Aun así, los intentos de ingreso son frecuentes. Algunos migrantes rodean la frontera nadando, otros utilizan embarcaciones precarias para llegar por mar y muchos intentan superar o cortar la valla fronteriza.
Qué pasó en Ceuta esta semana
Las autoridades españolas estiman que entre 50.000 y 60.000 personas llegaron a Ceuta durante el pico de la crisis. Para el viernes por la tarde, más de 48.000 ya habían regresado a Marruecos.
La magnitud del flujo migratorio superó ampliamente los registros habituales e incluso recordó algunos de los momentos más críticos vividos por Europa durante la crisis migratoria de 2015.
Ante la situación, el Gobierno español desplegó unidades militares adicionales, reforzó la vigilancia aérea y marítima y movilizó equipos especializados para controlar la frontera. La Unión Europea también expresó su respaldo a España y ofreció asistencia a través de Frontex, la agencia comunitaria encargada de la gestión de fronteras.
Durante una visita a la zona, Sánchez aseguró que su Ejecutivo trabajaba para devolver a Marruecos a quienes hubieran ingresado de manera irregular.
¿Qué sucede con quienes logran entrar?
Aunque Ceuta forma parte de España y de la Unión Europea, existen restricciones específicas que limitan el traslado automático de los migrantes hacia la península ibérica o hacia otros países del espacio Schengen.
Por ese motivo, quienes consiguen acceder al enclave suelen quedar temporalmente retenidos en instalaciones de acogida mientras se analiza su situación administrativa. Diversas organizaciones humanitarias han denunciado en distintas ocasiones problemas de hacinamiento y condiciones deficientes en estos centros.
Según fuentes europeas, ninguno de los migrantes que ingresó durante esta crisis había logrado continuar viaje hacia otros territorios europeos.
Un conflicto con implicancias políticas
Además del desafío humanitario, la presión migratoria en Ceuta tiene importantes consecuencias políticas tanto para España como para sus relaciones con Marruecos.
Dentro de España, la gestión de la frontera ha reavivado el debate sobre inmigración. Los partidos de derecha han acusado al Gobierno de mantener una política demasiado permisiva, mientras que organizaciones defensoras de los derechos de los migrantes cuestionan las medidas de control y las devoluciones.
El líder de Vox, Santiago Abascal, calificó la situación como una "invasión" y responsabilizó al Ejecutivo de favorecer indirectamente la llegada de migrantes. El Gobierno, por su parte, rechaza esa interpretación y sostiene que el aumento de los cruces no responde a ninguna política de apertura.
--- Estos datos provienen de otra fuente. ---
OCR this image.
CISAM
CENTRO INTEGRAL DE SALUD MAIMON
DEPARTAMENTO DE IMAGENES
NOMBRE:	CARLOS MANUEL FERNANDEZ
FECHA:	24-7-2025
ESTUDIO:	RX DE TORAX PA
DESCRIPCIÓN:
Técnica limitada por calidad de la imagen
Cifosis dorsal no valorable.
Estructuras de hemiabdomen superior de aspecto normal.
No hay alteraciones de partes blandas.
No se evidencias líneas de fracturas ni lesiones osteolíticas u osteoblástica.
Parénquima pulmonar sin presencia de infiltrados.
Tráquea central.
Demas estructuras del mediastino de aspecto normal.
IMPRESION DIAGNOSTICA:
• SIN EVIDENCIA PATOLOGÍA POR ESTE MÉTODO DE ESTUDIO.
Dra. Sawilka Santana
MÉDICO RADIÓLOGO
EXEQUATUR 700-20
La relación entre España y Marruecos
La cooperación entre Madrid y Rabat resulta fundamental para el control de los flujos migratorios en la región. Tras la crisis de Ceuta de 2021, diversos responsables españoles acusaron a Marruecos de utilizar la presión migratoria como herramienta de negociación política y económica.
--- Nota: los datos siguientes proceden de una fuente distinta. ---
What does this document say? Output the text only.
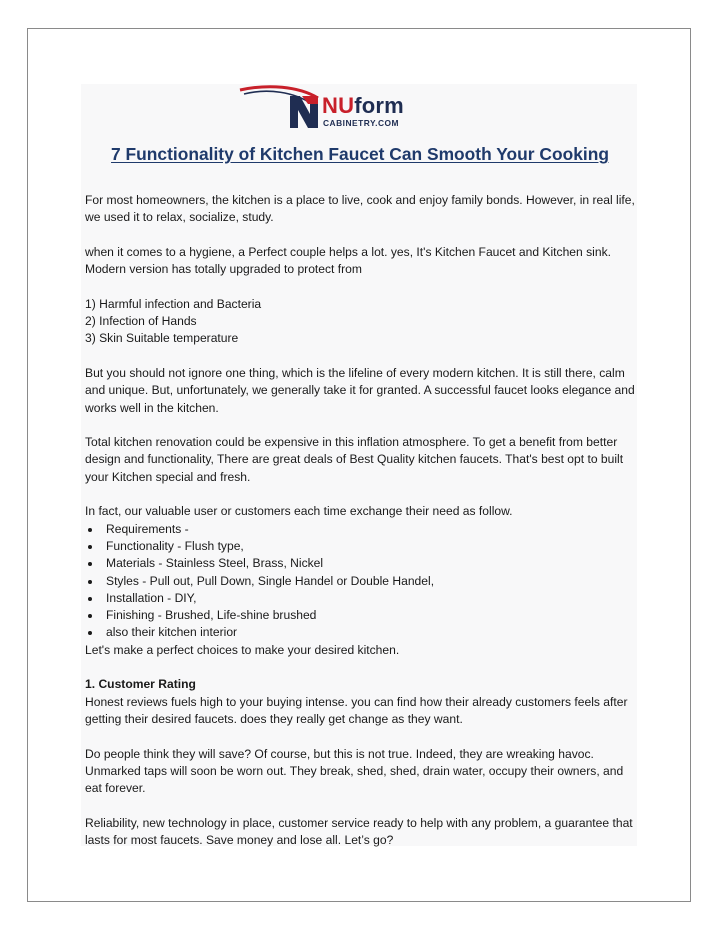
NUform
CABINETRY.COM
7 Functionality of Kitchen Faucet Can Smooth Your Cooking

For most homeowners, the kitchen is a place to live, cook and enjoy family bonds. However, in real life, we used it to relax, socialize, study.

when it comes to a hygiene, a Perfect couple helps a lot. yes, It's Kitchen Faucet and Kitchen sink. Modern version has totally upgraded to protect from

1) Harmful infection and Bacteria
2) Infection of Hands
3) Skin Suitable temperature

But you should not ignore one thing, which is the lifeline of every modern kitchen. It is still there, calm and unique. But, unfortunately, we generally take it for granted. A successful faucet looks elegance and works well in the kitchen.

Total kitchen renovation could be expensive in this inflation atmosphere. To get a benefit from better design and functionality, There are great deals of Best Quality kitchen faucets. That's best opt to built your Kitchen special and fresh.

In fact, our valuable user or customers each time exchange their need as follow.

Requirements -
Functionality - Flush type,
Materials - Stainless Steel, Brass, Nickel
Styles - Pull out, Pull Down, Single Handel or Double Handel,
Installation - DIY,
Finishing - Brushed, Life-shine brushed
also their kitchen interior

Let's make a perfect choices to make your desired kitchen.

1. Customer Rating

Honest reviews fuels high to your buying intense. you can find how their already customers feels after getting their desired faucets. does they really get change as they want.

Do people think they will save? Of course, but this is not true. Indeed, they are wreaking havoc. Unmarked taps will soon be worn out. They break, shed, shed, drain water, occupy their owners, and eat forever.

Reliability, new technology in place, customer service ready to help with any problem, a guarantee that lasts for most faucets. Save money and lose all. Let’s go?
En aquella ocasión, España aprobó una ayuda de 30 millones de euros destinada al fortalecimiento de la vigilancia fronteriza marroquí.
En la crisis actual, todavía no existe una explicación definitiva sobre las causas que provocaron la concentración masiva de personas en la frontera. Algunos migrantes aseguraron que autoridades marroquíes los habían animado a cruzar hacia Ceuta, mientras que Pedro Sánchez afirmó que Marruecos estaba dispuesto a colaborar en el proceso de repatriación.
En tanto, la inteligencia española concluyó que el cruce masivo no fue estrictamente planeado por las autoridades marroquíes. Pero aluden que Marruecos no solo no puso freno a la marea humana que se dirigía al Tarajal, sino que le franquearon el paso y sacaron provecho político de la repercusión internacional del suceso.